The first way involves the classic machine learning questions of precision/recall: how well can the system detect what the Wikimedians consider to be abuse, and does it have unfair biases? As I understand it, you've designed ORES in such a way that community members can contest and reshape this part of the system.

The second way to evaluate a system has less to do with what it can recognize and much more to do with what people and computers do with that knowledge: as you wrote in your Snuggle paper, one could deploy all sorts of interventions at the end of an AI system that recognizes vandalism or abuse: one could ban people, remove their comments, or offer them mentorship. These interventions also need to be evaluated, but this evaluation requires stepping back from the question "did this make the right decision here" to ask "what should we do when we recognize a situation of a certain kind, and do those interventions achieve what we hope?"

As AI ethics becomes more of a conversation, it seems to me that almost all of the focus is on the first kind of evaluation: the inner workings and recognition of AI systems rather than the use that then follows that recognition. Is that also true for ORES? When you evaluate Wikimedia's work, do you think of evaluation in these two ways, and if so, what are your thoughts on evaluating the ethics of the outcomes of AI-steered interventions?


Hi Nate! Great to see you here and awesome question as expected.

So, re. the first way, we're investing a lot here, but I think we're very different from the rest of the field. Right now, I'm focused on improving auditing strategies that our users will be able to use to discover and highlight what predictions are working and what predictions are not working at all (e.g. false-positives in vandal fighting). Experience has shown that Wikipedians will essentially do grounded theory to figure out what types of things ORES does wrong. This is extremely valuable for repairing our training and testing process WRT what people discover in the field -- when they are using predictions within their tools.
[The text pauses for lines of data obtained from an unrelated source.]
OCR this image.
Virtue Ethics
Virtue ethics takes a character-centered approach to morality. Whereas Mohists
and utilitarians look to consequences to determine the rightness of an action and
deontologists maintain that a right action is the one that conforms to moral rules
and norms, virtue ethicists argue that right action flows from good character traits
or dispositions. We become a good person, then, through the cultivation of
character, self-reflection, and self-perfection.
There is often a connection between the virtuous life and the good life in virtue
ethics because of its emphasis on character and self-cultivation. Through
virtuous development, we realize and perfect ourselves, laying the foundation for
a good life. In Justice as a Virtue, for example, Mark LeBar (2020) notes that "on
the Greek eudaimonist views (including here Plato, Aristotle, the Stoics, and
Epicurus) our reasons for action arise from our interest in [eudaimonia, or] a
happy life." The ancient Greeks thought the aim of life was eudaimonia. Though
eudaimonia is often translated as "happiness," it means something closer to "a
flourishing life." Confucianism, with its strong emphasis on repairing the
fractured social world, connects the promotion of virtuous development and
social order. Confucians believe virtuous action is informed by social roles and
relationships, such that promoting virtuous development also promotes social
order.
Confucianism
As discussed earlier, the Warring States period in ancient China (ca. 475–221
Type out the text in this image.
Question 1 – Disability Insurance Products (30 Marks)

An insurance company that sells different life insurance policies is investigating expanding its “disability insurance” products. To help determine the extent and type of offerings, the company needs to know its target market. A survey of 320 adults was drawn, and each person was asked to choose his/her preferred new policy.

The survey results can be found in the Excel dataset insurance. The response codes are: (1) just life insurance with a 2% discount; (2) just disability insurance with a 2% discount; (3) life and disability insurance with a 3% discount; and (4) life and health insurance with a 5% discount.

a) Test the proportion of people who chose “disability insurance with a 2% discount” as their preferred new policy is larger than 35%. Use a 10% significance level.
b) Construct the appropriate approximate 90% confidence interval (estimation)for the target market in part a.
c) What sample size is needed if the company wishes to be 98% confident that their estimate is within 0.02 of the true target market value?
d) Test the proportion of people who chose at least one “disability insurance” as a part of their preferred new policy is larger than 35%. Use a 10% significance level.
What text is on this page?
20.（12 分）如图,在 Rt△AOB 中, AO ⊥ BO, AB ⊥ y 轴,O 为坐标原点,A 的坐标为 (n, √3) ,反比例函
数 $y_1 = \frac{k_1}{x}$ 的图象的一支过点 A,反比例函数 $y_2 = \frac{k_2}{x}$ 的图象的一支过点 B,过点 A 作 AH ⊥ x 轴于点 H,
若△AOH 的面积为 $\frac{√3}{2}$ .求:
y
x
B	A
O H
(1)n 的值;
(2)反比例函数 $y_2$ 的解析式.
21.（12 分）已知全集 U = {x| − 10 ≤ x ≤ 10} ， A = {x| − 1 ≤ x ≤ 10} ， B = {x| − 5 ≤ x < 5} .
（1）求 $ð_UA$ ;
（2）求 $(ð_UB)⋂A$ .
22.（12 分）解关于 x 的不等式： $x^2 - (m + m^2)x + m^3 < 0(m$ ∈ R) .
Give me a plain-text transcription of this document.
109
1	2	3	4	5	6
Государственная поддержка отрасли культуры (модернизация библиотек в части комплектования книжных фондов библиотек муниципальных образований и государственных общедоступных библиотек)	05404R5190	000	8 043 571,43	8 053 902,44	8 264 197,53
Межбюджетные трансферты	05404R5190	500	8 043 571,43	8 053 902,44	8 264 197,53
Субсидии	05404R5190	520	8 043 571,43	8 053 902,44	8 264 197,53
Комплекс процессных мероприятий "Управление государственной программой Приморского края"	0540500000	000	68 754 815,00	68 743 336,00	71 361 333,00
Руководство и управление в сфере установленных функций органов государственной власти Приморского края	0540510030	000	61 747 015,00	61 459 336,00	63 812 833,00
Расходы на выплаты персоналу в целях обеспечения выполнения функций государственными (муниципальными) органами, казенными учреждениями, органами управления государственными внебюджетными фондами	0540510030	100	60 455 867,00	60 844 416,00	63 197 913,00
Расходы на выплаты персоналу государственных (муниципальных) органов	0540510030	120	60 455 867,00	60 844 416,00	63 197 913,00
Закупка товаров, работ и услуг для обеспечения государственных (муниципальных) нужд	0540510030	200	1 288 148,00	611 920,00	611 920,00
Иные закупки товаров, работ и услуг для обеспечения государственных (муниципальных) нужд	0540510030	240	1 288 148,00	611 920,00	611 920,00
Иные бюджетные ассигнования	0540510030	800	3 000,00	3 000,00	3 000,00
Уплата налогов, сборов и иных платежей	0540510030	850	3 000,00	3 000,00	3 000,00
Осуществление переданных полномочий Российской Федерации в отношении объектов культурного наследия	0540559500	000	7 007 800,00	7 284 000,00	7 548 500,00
For the second way -- I'd like to aim to be a bit less patriarchal. How should people use an AI? Well, the thing I'm worried about is that I'm not the right person to answer that. I don't know if any individual or group is. So my next thought is, what kinds of social infrastructures should we have to manage the way people use an AI? This is where I like to draw from standpoint epistemology and ask myself who gets access to the "conversation" and who doesn't. We do have conversations about the kind of technologies we do and do not want to operate around Wikipedia, but I'd like to extend the notion of "conversation" to the technology development as well. Who isn't involved in technology develop but should be? Wikipedia is an incredible space to be exploring how this works out because it's open and there's no (or little) money to be made. We can openly discuss what techs we want, which ones we don't want, and we can experiment with new things. My bet is that when you lower barriers to both the human-language and technology conversations, we'll all become more articulate in discussing the technologies we want and don't want. And that out of this will come ethical systems. As a scientist, if I'm wrong, that'll be very interesting and I look forward to learning from that.


Hi Aaron, did you mean to post in the wrong kill the keg thread?


I didn't, but I'm still going to be at Stub and Herbs tonight. :D


Hi Aaron! I've wondered a lot lately, how big do you think Wikipedia will get? We're currently at 5.4 million articles on English Wikipedia, do you see that going to 50, or 500 million? If so, how do you think Wikipedia can get there?

Relatedly, do you think that the old camps of deletionist/inclusionist are still prevalent and relevant today? Do you tend toward one side or the other?


Fun question. Here's an essay I wrote on the subject.

Based on my estimates of labor hours into Wikipedia and how many articles we have yet to write, I'm guessing it'll take us about 5000 years to finish Wikipedia assuming we don't have a big population increase in the meantime.

See also this great essay by Emijrp:

Generally, I'm an inclusion. A big part of my push towards building article quality prediction models is to make a clear differentiation between new articles that are clearly problematic (spam, vandalism, personal attacks) and new articles that are just of borderline notability. I think we do better when we focus on trimming the bad and less on trimming the not-notable-enough.